Abstract:
Background: Selective vertical programs have
prevailed over comprehensive primary health care in Latin America. In Bolivia and Ecuador, socialist governments intend to redirect health policy. We outline key features of both countries’ health systems after reform, explore their efforts to rebuild primary health care, identify and explain policy gaps, and offer considerations for improvement. Methods: Qualitative document analysis. Findings: Neoliberal reforms left Bolivia’s and Ecuador’s population in bad health, with limited access to a fragmented health system. Today, both countries focus their policy on household and community-based promotion and prevention.
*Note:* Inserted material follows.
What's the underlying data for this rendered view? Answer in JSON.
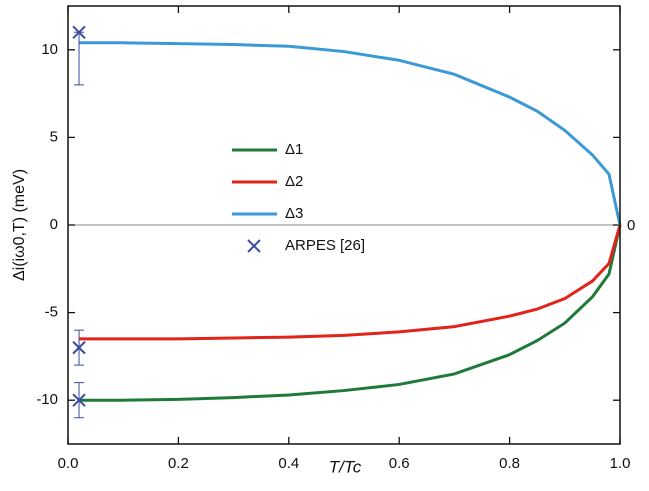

The negative effects on access to care of decentralization, dual employment, vertical programming, and targeting have been not received much attention. The neglect of health care services can be understood in the light of a particular, rigid interpretation of social medicine and social
determinants, international policy pressures, reliance on external funding, and institutional inertia. Current policy choices preserve key elements of selective care and consolidate commodification.
These reforms might not improve health and may worsen poverty. Conclusions: Health care can be considered as a social determinant in its own right. Primary care needs to be founded on an integrated model of family medicine, taking advantage of individual care
as one of the ways to act on social determinants. It deserves a central place on the policy-makers’ priority list in Bolivia and Ecuador as elsewhere.